Honoring the season you are in
I listen to the 'Rise and Conquer' podcast by Georgie Stevenson, which I highly recommend if you are looking for inspiring content around healthy living, mindset and personal development. She recently started asking her guests "What season are you in?" and by that, she wasn't asking if it was summer or winter where you live, but rather, what point are you at in your life?
In our life, like a book, we experience different chapters, or seasons. Some of these are short, others are long. Some seasons may appear to be overwhelming and others may be inspiring. As much as we try to control the ebb and flow of our life, often we can't dictate the length or nature of the season, we can only choose whether we going to merely endure it or whether we going to embrace it and all the lessons and challenges it presents us with.
The Bible talks about this in Ecclesiastes 3:1-8:
"For everything there is a season, a time for every activity under heaven. A time to be born and a time to die" It goes on to describe all the different times that exist in our lives and encourages us to not only be prepared for these but to accept them as a natural aspect of life and growth.
It is important to honor the season you are in.
Maybe the season you are experiencing at the moment s not positive. It's easy to want to rush through it, get it "over and done with" and move onto something that is more enjoyable for you. But it's during these tests that you are stretched in ways you never thought possible, you are taught things like grit, resilience, perseverance and courage and you realise your true capacity. I love this quote by Rachel Hollis "How you approach the hills, is how you approach life". She uses this running metaphor to highlight how the challenges we face define us.
Perhaps the season you are in seems unnecessarily slow, boring and mundane?
Maybe you are being called to a slower life. It is during these slow times that you learn the importance of quiet moments, practicing gratitude and mindfulness and being a good steward with what you already have before you are given anything new.
Right now I'm called to a season of 'waiting'.
I wanted so desperately to own my own house, get married and have kids, moving onto that next season and phase in life. But I'm hearing very clearly from God that the season I need to be in is one of quiet and stillness. Earlier this year, Dave and I were gearing up to buy a house in the area we want to live in. We had all the finances sorted, our offer was accepted and it seemed like everything was moving along in the direction I wanted. Then the building report came back. We found out some things that we weren't expecting and it didn't look like a financially viable project. We pulled out of the sale. Once again, I was devastated. This coincided with a $25 a week rent increase on our current place, so I was desperate to get out. I started combing through rentals online, uncertain that anything would come up in my area. Lo and behold, a new rental was listed. I applied and was accepted. Not only is this new house super cute and easy to maintain, but it is also $85 a week cheaper. I wouldn't have found this gem of a place if I had of gone ahead with the other sale.
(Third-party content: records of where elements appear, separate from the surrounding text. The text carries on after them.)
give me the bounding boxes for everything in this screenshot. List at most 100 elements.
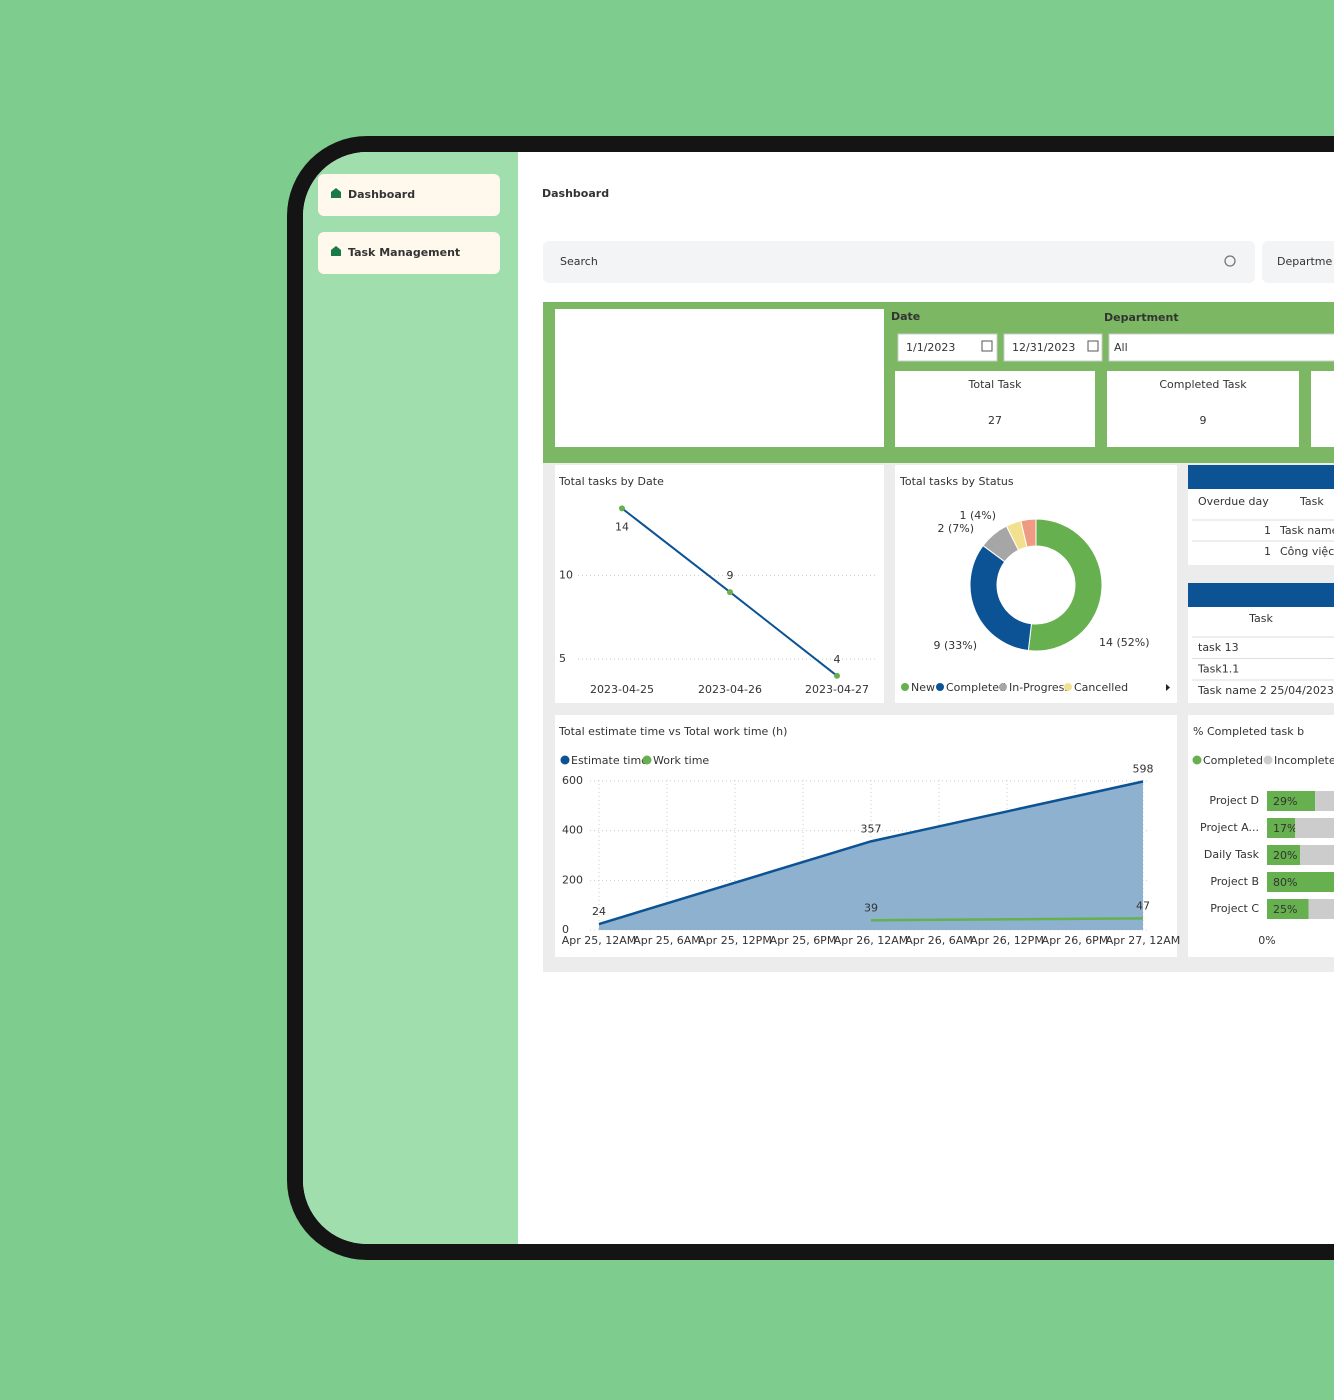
- legend-next[interactable]: [1166, 684, 1170, 691]
- kpi-card: [1107, 371, 1299, 447]
- y-tick-label: Project C: [1210, 902, 1259, 915]
- area: [599, 781, 1143, 930]
- legend-label: Cancelled: [1074, 681, 1128, 694]
- legend-label: Incomplete: [1274, 754, 1334, 767]
- page-title: Dashboard: [542, 187, 609, 200]
- bar: [1267, 791, 1316, 811]
- table-header: Task: [1299, 495, 1324, 508]
- data-label: 29%: [1273, 795, 1297, 808]
- table-header-bar: [1188, 465, 1334, 489]
- y-tick-label: 0: [562, 923, 569, 936]
- data-label: 9: [727, 569, 734, 582]
- chart-title: % Completed task b: [1193, 725, 1304, 738]
- legend-swatch: [936, 683, 944, 691]
- legend-swatch: [560, 755, 570, 765]
- data-label: 2 (7%): [937, 522, 974, 535]
- x-tick-label: Apr 25, 6PM: [770, 934, 837, 947]
- table-header: Task: [1248, 612, 1273, 625]
- x-tick-label: 0%: [1258, 934, 1275, 947]
- date-label: Date: [891, 310, 920, 323]
- x-tick-label: Apr 26, 6PM: [1042, 934, 1109, 947]
- legend-swatch: [1263, 755, 1273, 765]
- filter-input[interactable]: [1003, 333, 1103, 362]
- nav-icon: [331, 188, 341, 198]
- calendar-icon: [981, 340, 993, 352]
- filter-button[interactable]: [1262, 241, 1334, 283]
- kpi-label: Completed Task: [1159, 378, 1247, 391]
- kpi-value: 27: [988, 414, 1002, 427]
- table-cell: 1: [1264, 545, 1271, 558]
- filter-input[interactable]: [1108, 333, 1334, 362]
- x-tick-label: 2023-04-26: [698, 683, 762, 696]
- x-tick-label: 2023-04-27: [805, 683, 869, 696]
- y-tick-label: Project B: [1210, 875, 1259, 888]
- data-label: 17%: [1273, 822, 1297, 835]
- search-placeholder: Search: [560, 255, 598, 268]
- donut-slice: [1020, 518, 1037, 548]
- chart-card: [895, 465, 1177, 703]
- bar: [1315, 791, 1334, 811]
- x-tick-label: 2023-04-25: [590, 683, 654, 696]
- table-cell: Task1.1: [1197, 663, 1239, 676]
- filter-value: 12/31/2023: [1012, 341, 1075, 354]
- legend-swatch: [1192, 755, 1202, 765]
- y-tick-label: Project A...: [1200, 821, 1259, 834]
- x-tick-label: Apr 25, 6AM: [633, 934, 701, 947]
- search-box[interactable]: [543, 241, 1255, 283]
- nav-label[interactable]: Task Management: [348, 246, 460, 259]
- data-label: 14 (52%): [1099, 636, 1150, 649]
- x-tick-label: Apr 26, 12AM: [834, 934, 909, 947]
- y-tick-label: 200: [562, 873, 583, 886]
- data-label: 25%: [1273, 903, 1297, 916]
- table-cell: 1: [1264, 524, 1271, 537]
- table-cell: task 13: [1198, 641, 1239, 654]
- filter-value: All: [1114, 341, 1128, 354]
- sidebar: [303, 152, 518, 1244]
- y-tick-label: Daily Task: [1204, 848, 1260, 861]
- chart-title: Total tasks by Status: [899, 475, 1014, 488]
- legend-swatch: [1064, 683, 1072, 691]
- nav-item[interactable]: [318, 174, 500, 216]
- x-tick-label: Apr 26, 12PM: [970, 934, 1044, 947]
- y-tick-label: Project D: [1209, 794, 1259, 807]
- legend-label: Completed: [1203, 754, 1263, 767]
- search-icon: [1224, 255, 1236, 267]
- filter-button-label: Departme: [1277, 255, 1333, 268]
- x-tick-label: Apr 25, 12PM: [698, 934, 772, 947]
- nav-item[interactable]: [318, 232, 500, 274]
- x-tick-label: Apr 26, 6AM: [905, 934, 973, 947]
- data-label: 39: [864, 901, 878, 914]
- nav-label[interactable]: Dashboard: [348, 188, 415, 201]
- table-cell: Task name 2 25/04/2023: [1197, 684, 1334, 697]
- line: [598, 780, 1144, 926]
- table-cell: Task name: [1279, 524, 1334, 537]
- legend-swatch: [642, 755, 652, 765]
- filter-input[interactable]: [897, 333, 998, 362]
- filter-value: 1/1/2023: [906, 341, 955, 354]
- bar: [1267, 872, 1334, 892]
- chart-title: Total tasks by Date: [558, 475, 664, 488]
- data-label: 357: [861, 822, 882, 835]
- legend-label: In-Progress: [1009, 681, 1070, 694]
- legend-label: Completed: [946, 681, 1006, 694]
- bar: [1295, 818, 1334, 838]
- legend-label: Estimate time: [571, 754, 648, 767]
- point: [727, 589, 733, 596]
- table-header: Overdue day: [1198, 495, 1269, 508]
- donut-slice: [969, 544, 1033, 652]
- screen: Dashboard Task Management Dashboard Search D…: [303, 152, 1334, 1244]
- data-label: 20%: [1273, 849, 1297, 862]
- bar: [1267, 845, 1301, 865]
- bar: [1267, 818, 1296, 838]
- calendar-icon: [1087, 340, 1099, 352]
- kpi-card: [1311, 371, 1334, 447]
- bar: [1300, 845, 1334, 865]
- legend-swatch: [901, 683, 909, 691]
- data-label: 9 (33%): [933, 639, 977, 652]
- department-label: Department: [1104, 311, 1179, 324]
- nav-icon: [331, 246, 341, 256]
- logo-area: [555, 309, 884, 447]
- y-tick-label: 5: [559, 652, 566, 665]
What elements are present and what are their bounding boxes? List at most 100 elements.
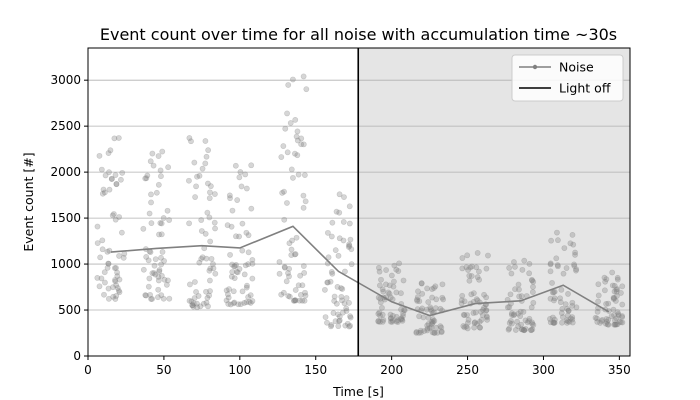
scatter-point [529,321,536,327]
scatter-point [614,309,621,316]
scatter-point [231,275,238,282]
scatter-point [288,166,295,173]
scatter-point [94,240,101,246]
scatter-point [229,269,236,275]
scatter-point [155,286,162,293]
scatter-point [484,316,491,323]
scatter-point [299,297,306,304]
scatter-point [155,181,162,188]
scatter-point [614,274,621,281]
scatter-point [377,319,383,325]
scatter-point [147,249,154,256]
scatter-point [147,158,154,165]
scatter-point [425,321,432,327]
scatter-point [301,297,308,304]
scatter-point [605,321,612,328]
scatter-point [390,312,396,319]
scatter-point [334,283,341,290]
scatter-point [347,313,353,320]
scatter-point [207,238,214,245]
scatter-point [419,305,426,312]
scatter-point [551,319,558,326]
scatter-point [393,313,400,320]
scatter-point [331,293,338,300]
scatter-point [465,267,471,273]
scatter-point [526,315,533,322]
scatter-point [111,265,118,271]
scatter-point [460,323,467,329]
scatter-point [233,262,239,268]
scatter-point [348,246,355,253]
scatter-point [431,330,438,336]
scatter-point [286,240,293,247]
scatter-point [297,291,304,298]
scatter-point [143,254,150,260]
scatter-point [463,264,470,271]
scatter-point [468,273,475,279]
scatter-point [233,233,239,240]
y-tick-label: 0 [73,349,81,363]
scatter-point [474,250,481,256]
scatter-point [140,225,147,232]
scatter-point [528,304,535,311]
scatter-point [338,285,345,292]
scatter-point [101,269,108,276]
scatter-point [148,199,154,206]
scatter-point [324,319,330,326]
scatter-point [567,315,574,322]
scatter-point [290,297,297,304]
scatter-point [203,299,210,306]
scatter-point [102,172,109,179]
scatter-point [547,319,554,326]
scatter-point [424,285,431,292]
scatter-point [333,208,340,215]
scatter-point [114,269,120,276]
scatter-point [292,287,299,293]
scatter-point [329,270,336,277]
scatter-point [506,320,513,326]
scatter-point [427,304,434,311]
scatter-point [229,261,235,268]
scatter-point [157,220,164,226]
scatter-point [231,263,238,270]
scatter-point [227,195,233,202]
scatter-point [519,326,526,333]
scatter-point [348,261,355,268]
scatter-point [428,319,435,325]
scatter-point [603,316,610,322]
scatter-point [520,326,527,333]
scatter-point [329,219,336,226]
scatter-point [470,290,477,297]
scatter-point [245,294,252,300]
scatter-point [427,306,434,313]
scatter-point [101,291,107,298]
scatter-point [144,172,151,179]
scatter-point [471,320,478,326]
scatter-point [468,291,475,298]
scatter-point [463,323,470,330]
scatter-point [203,153,210,160]
scatter-point [459,292,466,299]
plot-frame [87,47,631,357]
scatter-point [510,312,517,319]
scatter-point [569,314,576,321]
scatter-point [346,220,353,227]
scatter-point [418,280,425,287]
scatter-point [553,255,560,262]
scatter-point [615,312,622,319]
scatter-point [561,245,568,251]
scatter-point [210,261,216,267]
scatter-point [380,288,387,295]
scatter-point [294,128,301,135]
scatter-point [613,286,620,293]
scatter-point [505,326,512,333]
scatter-point [302,198,309,205]
scatter-point [601,274,608,281]
scatter-point [239,247,246,254]
scatter-point [413,329,420,335]
scatter-point [195,293,202,299]
scatter-point [285,82,292,88]
scatter-point [526,270,533,277]
scatter-point [389,318,396,325]
scatter-point [106,186,113,193]
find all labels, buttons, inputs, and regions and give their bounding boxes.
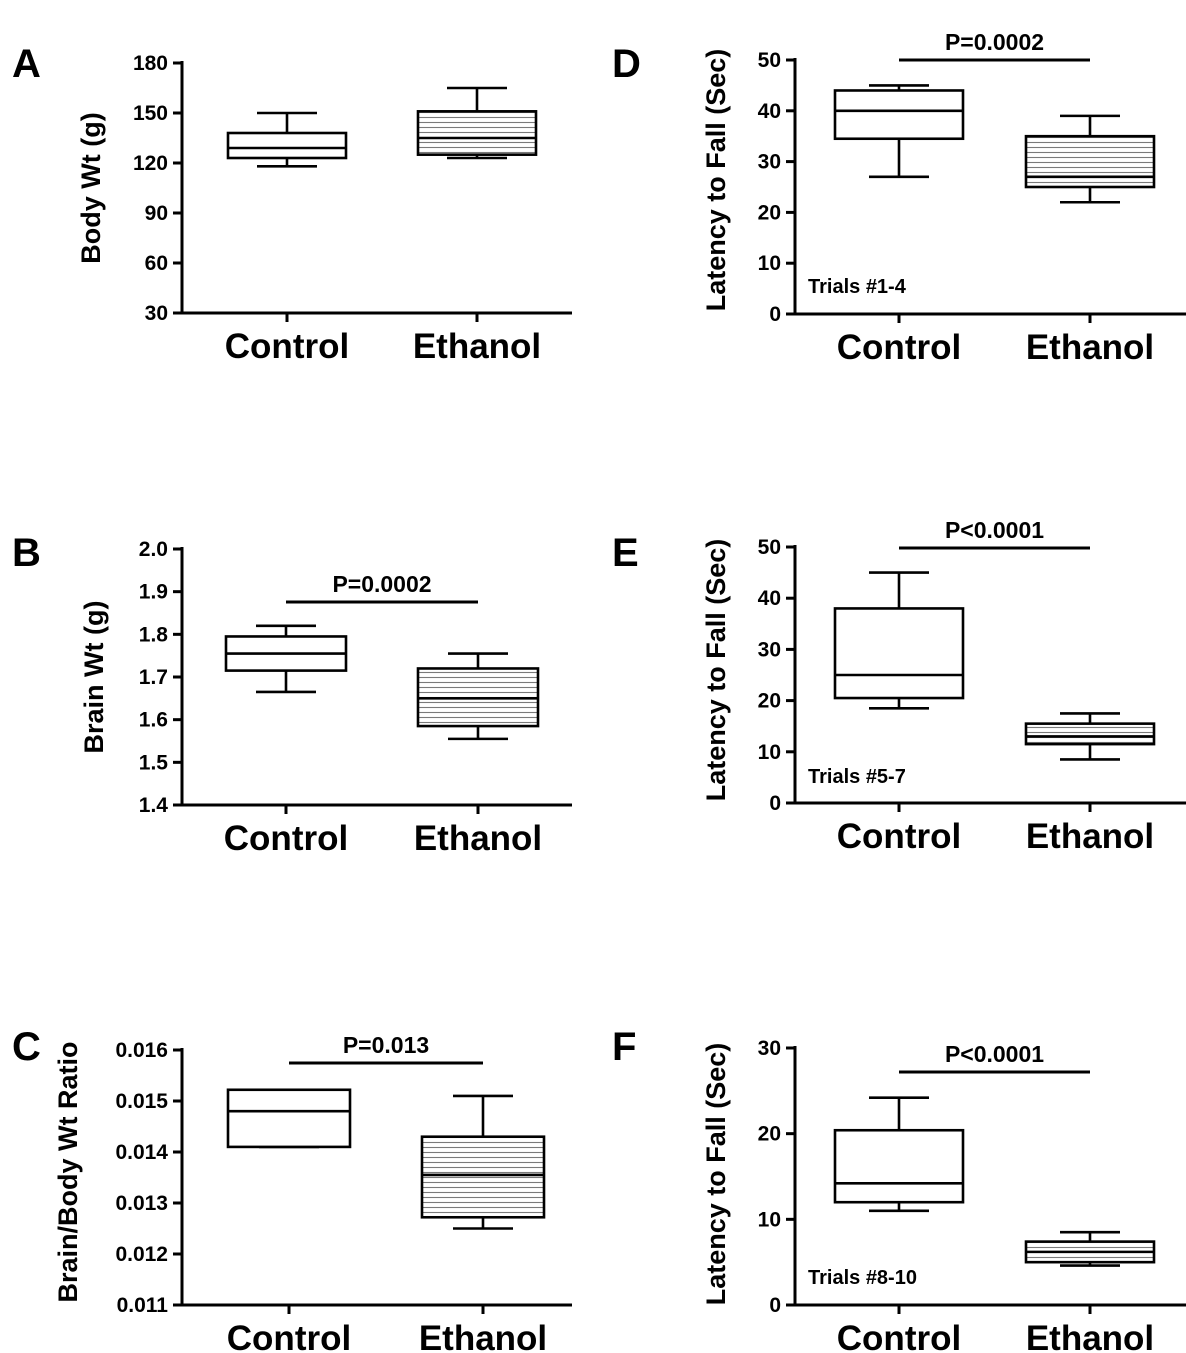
y-tick-label: 120: [133, 152, 168, 175]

When the house we wanted to buy fell through I could have been so disheartened that I pushed to make it happen or to find a different house to buy. But instead, I took it as a sign that this is the season to rent, save my money and stay put. This season taught me about patience and being a good steward of the house I already live in and the money I already have saved. Maybe it's not what I wanted or what I envisioned for my life, but perhaps it's what I need.
If you are looking at your season and being uncertain or disheartened by it, don't be. Chances are there are things that you need to learn that only this time in your life can teach you.